Estrenos de ocasión: Ignacio de Loyola (Paolo Dy, Cathy Azanza, 2016)
Por la señora y el señor Snoid
Quizá se pregunten ustedes qué nos hizo acudir al cine para
ver esta película, dado que ni era el aniversario del fundador de la jesuítica
orden, no otorgaban una bula papal con la entrada —ni mucho menos una
indulgencia plenaria— y, además, sabidas son las fricciones entre capuchinos y
jesuitas, debido, por supuesto, a la enorme (e injustificada, a nuestros ojos)
soberbia intelectual de los miembros de la orden de San Ignacio.
Pues un cúmulo de razones:
-La posibilidad de dos horas de aire acondicionado (las
demás cosas que ponían en los multicines eran incluso, en principio, más
pavorosas: pelis infantiles subnormales, una comedia española de apariencia
igualmente subnormal y una especie de film blaxplotation de terror, Déjame salir; como imaginamos que no superaría a
la sueca Déjame entrar, lo dejamos correr).
-El hecho de que Ignacio de Loyola fuera una coproducción
hispano-filipina. Ni siquiera las dos magnas versiones de Los últimos de
Filipinas se
hicieron en régimen de coproducción.
-El más inquietante hecho de que la productora se denominara
Jesuit Communications Company. ¿De nuevo a la conquista del mundo? ¿Esta vez
por medios audiovisuales? ¿Celos de sus rivales del Opus Dei, que recientemente
nos regalaron un carísimo largometraje, Encontrarás Dragones, que sólo vieron los 80.000
miembros de la secta?
Ad Maiorem Dei Gloriam
Sepan ustedes que la relación cine-jesuitismo ha sido larga
y fructífera. Tan larga que arranca en el siglo XVIII. En efecto, el sabio
jesuita Atanasio Kircher, que lo mismo investigaba fósiles de mamuts que
descifraba la escritura copta o intentaba desentrañar los jeroglíficos
egipcios, publicó en 1761 su Ars Magna Lucis et Umbrae, volumen que compila todo lo
conocido hasta entonces sobre las capacidades del ojo humano, los efectos de la
luz, los principios de los relojes solares, las ventajas del uso de la camera
obscura para los
pintores (en esto se adelantó bastante a David Hockney) y un proyecto de
perfeccionamiento de la linterna mágica. De ahí a los Lumière y a Edison sólo
había un paso. Por desgracia, Atanasio era alemán y no francés, y por ello su
presencia en los manuales de historia del cine es inexistente o testimonial.

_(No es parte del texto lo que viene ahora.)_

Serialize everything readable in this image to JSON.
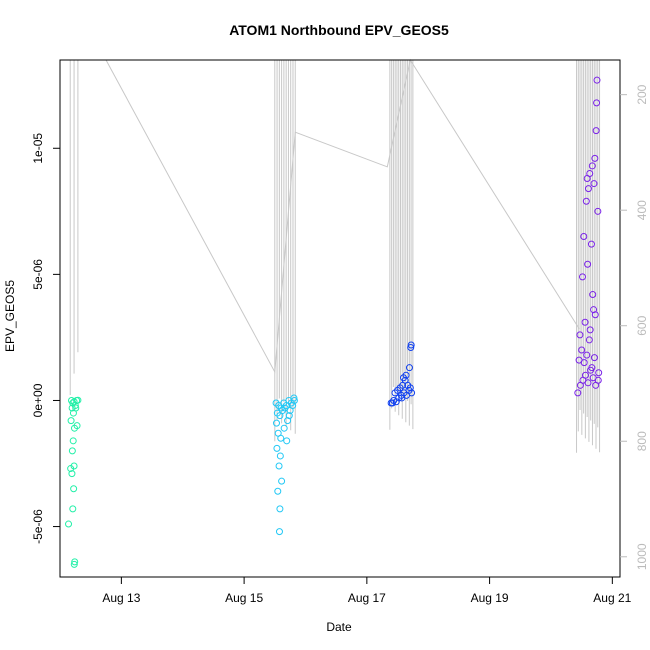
{
  "chart_data": {
    "type": "scatter",
    "title": "ATOM1 Northbound EPV_GEOS5",
    "xlabel": "Date",
    "ylabel": "EPV_GEOS5",
    "xlim": [
      "2014-08-12 00:00",
      "2014-08-21 03:00"
    ],
    "ylim": [
      -7e-06,
      1.35e-05
    ],
    "x_ticks": [
      {
        "value": "2014-08-13 00:00",
        "label": "Aug 13"
      },
      {
        "value": "2014-08-15 00:00",
        "label": "Aug 15"
      },
      {
        "value": "2014-08-17 00:00",
        "label": "Aug 17"
      },
      {
        "value": "2014-08-19 00:00",
        "label": "Aug 19"
      },
      {
        "value": "2014-08-21 00:00",
        "label": "Aug 21"
      }
    ],
    "y_ticks": [
      {
        "value": -5e-06,
        "label": "-5e-06"
      },
      {
        "value": 0,
        "label": "0e+00"
      },
      {
        "value": 5e-06,
        "label": "5e-06"
      },
      {
        "value": 1e-05,
        "label": "1e-05"
      }
    ],
    "secondary_axis": {
      "side": "right",
      "reversed": true,
      "range": [
        1035,
        140
      ],
      "ticks": [
        {
          "value": 200,
          "label": "200"
        },
        {
          "value": 400,
          "label": "400"
        },
        {
          "value": 600,
          "label": "600"
        },
        {
          "value": 800,
          "label": "800"
        },
        {
          "value": 1000,
          "label": "1000"
        }
      ],
      "color": "#bbbbbb"
    },
    "flight_track": [
      [
        "2014-08-12 18:00",
        140
      ],
      [
        "2014-08-15 12:00",
        680
      ],
      [
        "2014-08-15 20:00",
        265
      ],
      [
        "2014-08-17 08:00",
        325
      ],
      [
        "2014-08-17 17:00",
        140
      ],
      [
        "2014-08-20 11:00",
        605
      ]
    ],
    "profile_groups": [
      {
        "start": "2014-08-12 04:00",
        "end": "2014-08-12 07:00",
        "count": 3,
        "top": 140,
        "bottom": 720
      },
      {
        "start": "2014-08-15 12:00",
        "end": "2014-08-15 20:00",
        "count": 10,
        "top": 140,
        "bottom": 800
      },
      {
        "start": "2014-08-17 09:00",
        "end": "2014-08-17 18:00",
        "count": 14,
        "top": 140,
        "bottom": 780
      },
      {
        "start": "2014-08-20 10:00",
        "end": "2014-08-20 19:00",
        "count": 14,
        "top": 140,
        "bottom": 820
      }
    ],
    "series": [
      {
        "color": "#22f0a8",
        "points": [
          [
            "2014-08-12 04:30",
            0
          ],
          [
            "2014-08-12 05:00",
            -1e-07
          ],
          [
            "2014-08-12 05:30",
            -5e-08
          ],
          [
            "2014-08-12 06:00",
            -2e-07
          ],
          [
            "2014-08-12 06:30",
            0
          ],
          [
            "2014-08-12 07:00",
            1e-08
          ],
          [
            "2014-08-12 04:45",
            -3e-07
          ],
          [
            "2014-08-12 05:15",
            -5e-07
          ],
          [
            "2014-08-12 04:20",
            -8e-07
          ],
          [
            "2014-08-12 05:40",
            -1.1e-06
          ],
          [
            "2014-08-12 06:40",
            -1e-06
          ],
          [
            "2014-08-12 05:10",
            -1.6e-06
          ],
          [
            "2014-08-12 04:50",
            -2e-06
          ],
          [
            "2014-08-12 05:30",
            -2.6e-06
          ],
          [
            "2014-08-12 04:10",
            -2.7e-06
          ],
          [
            "2014-08-12 04:40",
            -2.9e-06
          ],
          [
            "2014-08-12 05:20",
            -3.5e-06
          ],
          [
            "2014-08-12 05:00",
            -4.3e-06
          ],
          [
            "2014-08-12 03:20",
            -4.9e-06
          ],
          [
            "2014-08-12 05:35",
            -6.5e-06
          ],
          [
            "2014-08-12 05:45",
            -6.4e-06
          ],
          [
            "2014-08-12 06:10",
            -3e-07
          ]
        ]
      },
      {
        "color": "#22c8f5",
        "points": [
          [
            "2014-08-15 12:30",
            -1e-07
          ],
          [
            "2014-08-15 13:30",
            -2e-07
          ],
          [
            "2014-08-15 14:30",
            -3e-07
          ],
          [
            "2014-08-15 15:30",
            -1e-07
          ],
          [
            "2014-08-15 16:30",
            -2e-07
          ],
          [
            "2014-08-15 17:30",
            0
          ],
          [
            "2014-08-15 18:30",
            -1e-07
          ],
          [
            "2014-08-15 19:30",
            1e-07
          ],
          [
            "2014-08-15 13:00",
            -5e-07
          ],
          [
            "2014-08-15 14:00",
            -6e-07
          ],
          [
            "2014-08-15 15:00",
            -4e-07
          ],
          [
            "2014-08-15 16:00",
            -3e-07
          ],
          [
            "2014-08-15 17:00",
            -8e-07
          ],
          [
            "2014-08-15 18:00",
            -4e-07
          ],
          [
            "2014-08-15 19:00",
            -2e-07
          ],
          [
            "2014-08-15 12:40",
            -9e-07
          ],
          [
            "2014-08-15 13:20",
            -1.3e-06
          ],
          [
            "2014-08-15 14:20",
            -1.5e-06
          ],
          [
            "2014-08-15 15:40",
            -1.1e-06
          ],
          [
            "2014-08-15 12:50",
            -1.9e-06
          ],
          [
            "2014-08-15 14:10",
            -2.2e-06
          ],
          [
            "2014-08-15 13:40",
            -2.6e-06
          ],
          [
            "2014-08-15 14:40",
            -3.2e-06
          ],
          [
            "2014-08-15 13:10",
            -3.6e-06
          ],
          [
            "2014-08-15 14:00",
            -4.3e-06
          ],
          [
            "2014-08-15 13:50",
            -5.2e-06
          ],
          [
            "2014-08-15 16:40",
            -1.6e-06
          ],
          [
            "2014-08-15 17:40",
            -6e-07
          ],
          [
            "2014-08-15 19:40",
            0
          ]
        ]
      },
      {
        "color": "#1040f0",
        "points": [
          [
            "2014-08-17 09:30",
            -1e-07
          ],
          [
            "2014-08-17 10:30",
            0
          ],
          [
            "2014-08-17 11:30",
            -5e-08
          ],
          [
            "2014-08-17 12:30",
            1e-07
          ],
          [
            "2014-08-17 13:30",
            2e-07
          ],
          [
            "2014-08-17 14:30",
            3e-07
          ],
          [
            "2014-08-17 15:30",
            2e-07
          ],
          [
            "2014-08-17 16:30",
            4e-07
          ],
          [
            "2014-08-17 17:30",
            3e-07
          ],
          [
            "2014-08-17 11:00",
            3e-07
          ],
          [
            "2014-08-17 12:00",
            4e-07
          ],
          [
            "2014-08-17 13:00",
            5e-07
          ],
          [
            "2014-08-17 14:00",
            6e-07
          ],
          [
            "2014-08-17 15:00",
            8e-07
          ],
          [
            "2014-08-17 16:00",
            6e-07
          ],
          [
            "2014-08-17 17:00",
            5e-07
          ],
          [
            "2014-08-17 14:20",
            9e-07
          ],
          [
            "2014-08-17 15:20",
            1e-06
          ],
          [
            "2014-08-17 16:40",
            1.3e-06
          ],
          [
            "2014-08-17 17:10",
            2.1e-06
          ],
          [
            "2014-08-17 17:20",
            2.2e-06
          ],
          [
            "2014-08-17 13:40",
            1e-07
          ],
          [
            "2014-08-17 10:00",
            -1e-07
          ]
        ]
      },
      {
        "color": "#7a22e8",
        "points": [
          [
            "2014-08-20 10:30",
            3e-07
          ],
          [
            "2014-08-20 11:30",
            6e-07
          ],
          [
            "2014-08-20 12:30",
            8e-07
          ],
          [
            "2014-08-20 13:30",
            1e-06
          ],
          [
            "2014-08-20 14:30",
            7e-07
          ],
          [
            "2014-08-20 15:30",
            1.2e-06
          ],
          [
            "2014-08-20 16:30",
            9e-07
          ],
          [
            "2014-08-20 17:30",
            6e-07
          ],
          [
            "2014-08-20 18:30",
            8e-07
          ],
          [
            "2014-08-20 11:00",
            1.6e-06
          ],
          [
            "2014-08-20 12:00",
            2e-06
          ],
          [
            "2014-08-20 13:00",
            1.5e-06
          ],
          [
            "2014-08-20 14:00",
            1.8e-06
          ],
          [
            "2014-08-20 15:00",
            2.4e-06
          ],
          [
            "2014-08-20 16:00",
            1.3e-06
          ],
          [
            "2014-08-20 17:00",
            1.7e-06
          ],
          [
            "2014-08-20 11:20",
            2.6e-06
          ],
          [
            "2014-08-20 13:20",
            3.1e-06
          ],
          [
            "2014-08-20 15:20",
            2.8e-06
          ],
          [
            "2014-08-20 17:20",
            3.4e-06
          ],
          [
            "2014-08-20 12:20",
            4.9e-06
          ],
          [
            "2014-08-20 14:20",
            5.4e-06
          ],
          [
            "2014-08-20 16:20",
            4.2e-06
          ],
          [
            "2014-08-20 12:50",
            6.5e-06
          ],
          [
            "2014-08-20 15:50",
            6.2e-06
          ],
          [
            "2014-08-20 13:50",
            7.9e-06
          ],
          [
            "2014-08-20 14:40",
            8.4e-06
          ],
          [
            "2014-08-20 16:50",
            8.6e-06
          ],
          [
            "2014-08-20 15:10",
            9e-06
          ],
          [
            "2014-08-20 16:10",
            9.3e-06
          ],
          [
            "2014-08-20 17:10",
            9.6e-06
          ],
          [
            "2014-08-20 17:40",
            1.07e-05
          ],
          [
            "2014-08-20 17:50",
            1.18e-05
          ],
          [
            "2014-08-20 18:00",
            1.27e-05
          ],
          [
            "2014-08-20 14:10",
            8.8e-06
          ],
          [
            "2014-08-20 18:20",
            7.5e-06
          ],
          [
            "2014-08-20 16:40",
            3.6e-06
          ],
          [
            "2014-08-20 18:40",
            1.1e-06
          ]
        ]
      }
    ]
  }
}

En 1900 nacieron dos directores que recibieron una jesuítica
educación y además se jactaban de ello: Buñuel y Hitchcock. Suponemos que fruto
de ese esmerado aprendizaje plasmarían sus obsesiones en forma de película:
aquello del “sentimiento de culpa jesuítico” (Hitch), la teología de andar por
casa (Buñuel) y, sobre todo, sus obsesiones sexuales (ambos). Comparen el
catolicismo de estos dos con el catolicismo hedonista de un John Ford: mucho nos tememos
que en el caso de Buñuel y Hitchcock, los padres de la Compañía les habían
pintado la religión con unos colores negrísimos, el infierno con un technicolor
con profusión de rojos y el sexo como la mayor de las degeneraciones...

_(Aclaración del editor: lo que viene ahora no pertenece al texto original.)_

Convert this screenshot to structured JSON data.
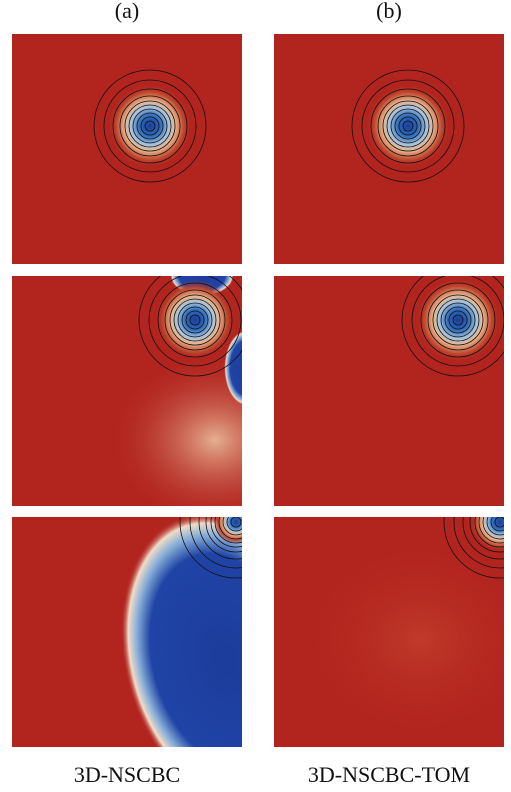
{
  "columns": [
    "(a)",
    "(b)"
  ],
  "captions": [
    "3D-NSCBC",
    "3D-NSCBC-TOM"
  ]
}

Lejos ya los tiempos en que la Compañía era la fuerza de choque
de la iglesia, los Tercios (sin cabra), los SEAL, los SAS británicos, la legión
extranjera francesa, etc., los
jesuitas se dedicaron preferentemente a la educación en aquellos países donde
no les habían expulsado, por medio de colegios y universidades que ponían el
precio del crédito por las nubes (les sonarán a ustedes sitios como Deusto y
Georgetown). Sin embargo, no descuidaron su conexión cinéfila: montaban
cine-clubs parroquiales allá donde podían, y como siempre tuvieron fama de ser
más cultos y refinados que otras órdenes, no dudaban, por ejemplo, en programar
películas de Antonioni (algo que contribuyó enormemente a la difusión del
ateísmo en la Europa occidental).
No obstante, la orden
siempre tuvo un cierto carácter esquizofrénico: mientras unos dormitaban en sus
cátedras, otros evangelizaban en lugares muy, muy peligrosos y muy, muy pobres,
y abrazaban lo que se dio en llamar la Teología de la liberación: recordarán ustedes
la cantidad de jesuitas asesinados (por ser marxistas y rojos sin remedio) en
sitios como El Salvador, Guatemala, Honduras y otros países hermanos donde el
fascismo campaba a sus anchas, tal y como querrían un Rajoy, una May o un
Hernando. Ello les dio una popularidad espectacular que se vio reflejada en el
cine. Piensen en La misión,
aquella costosa producción de David Puttnam que no carecía de buenos momentos.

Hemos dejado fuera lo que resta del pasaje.